Después de semejantes condenaciones, ¡que se atrevan los católicos liberales a rechazar los calificativos de traidores, de transfugas, de enemigos peligrosos de la Iglesia! Para terminar con el catolicismo liberal considerado en general, he aquí el juicio de un testigo autorizado: Emilio Keller, diputado francés en 1865, en su libro Le Syllabus de Pie IX – Pie IX et les Príncipes de 89 [El Syllabus de Pío IX - Pío IX y los Principios del ‘89]:

“¿Cuál es pues, esta transacción que se busca desde hace largos años y que hoy día se nombra cada vez con más insistencia? ¿Qué lugar quiere darse a la Iglesia en un edificio del cual en un principio debía ser excluida? Los liberales y los gobernantes la aceptan de buena gana como auxiliar. Pero al margen de Ella y de su autoridad, se reservan plena in-dependencia, soberanía sin límite y entera libertad de acción. Abandonan en sus manos el dominio de las conciencias con tal de que por su parte, Ella les entregue la política y reconozca la eficacia social de las ideas modernas conocidas con el nombre de principios del '89. Gracias a esta trampa seductora, muchos espíritus generosos no comprenden que estas proposiciones tan moderadas deban rechazarse.
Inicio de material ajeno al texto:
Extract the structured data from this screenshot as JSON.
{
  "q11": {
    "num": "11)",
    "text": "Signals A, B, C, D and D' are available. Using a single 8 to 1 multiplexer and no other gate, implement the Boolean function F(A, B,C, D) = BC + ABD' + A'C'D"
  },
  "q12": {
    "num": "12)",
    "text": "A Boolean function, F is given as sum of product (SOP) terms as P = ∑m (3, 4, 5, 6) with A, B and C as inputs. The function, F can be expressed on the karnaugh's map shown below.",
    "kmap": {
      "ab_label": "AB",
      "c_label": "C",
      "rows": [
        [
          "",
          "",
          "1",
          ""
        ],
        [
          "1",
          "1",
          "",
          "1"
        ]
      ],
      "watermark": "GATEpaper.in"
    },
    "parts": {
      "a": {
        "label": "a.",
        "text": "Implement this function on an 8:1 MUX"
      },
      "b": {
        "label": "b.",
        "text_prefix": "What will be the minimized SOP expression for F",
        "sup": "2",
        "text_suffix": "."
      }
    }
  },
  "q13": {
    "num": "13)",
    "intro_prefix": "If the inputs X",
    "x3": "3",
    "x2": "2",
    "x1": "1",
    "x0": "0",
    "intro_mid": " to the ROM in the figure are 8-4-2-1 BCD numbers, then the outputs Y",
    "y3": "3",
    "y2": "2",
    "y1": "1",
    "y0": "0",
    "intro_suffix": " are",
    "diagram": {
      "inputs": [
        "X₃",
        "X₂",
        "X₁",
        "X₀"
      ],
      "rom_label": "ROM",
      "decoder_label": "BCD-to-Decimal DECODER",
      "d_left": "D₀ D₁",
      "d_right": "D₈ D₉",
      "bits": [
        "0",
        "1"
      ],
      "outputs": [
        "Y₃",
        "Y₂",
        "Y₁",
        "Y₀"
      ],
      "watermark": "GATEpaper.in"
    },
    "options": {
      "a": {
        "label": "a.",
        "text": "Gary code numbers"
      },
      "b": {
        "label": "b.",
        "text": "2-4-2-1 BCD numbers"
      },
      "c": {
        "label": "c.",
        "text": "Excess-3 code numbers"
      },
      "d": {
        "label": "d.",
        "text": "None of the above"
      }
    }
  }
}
Algunos se alejan de la Iglesia imaginando, cosa absurda, que realmente Ella exige el sacrificio del progreso y de la libertad. Seguros de lo contrario, pero no osando negar la fuerza de las fórmulas modernas, otros hacen esfuerzos laboriosos para que la Iglesia se decida como ellos a la reconciliación ofrecida. A fuerza de buena voluntad, creen haberse demostrado a sí mismos, que salvo algunos matices, los principios de 1789 son puramente cristianos y que sería una gran astucia apoderarse de ellos y llevarlos gradualmente y a la chita callando a ser reconocidos y bendecidos por la Santa Sede.”

Es exactamente lo que ocurrió durante el Concilio Vaticano II: los liberale lograron que fueran bendecidos por el Papa y por el Concilio los principios de 1789. Trataré de demostrárselo luego.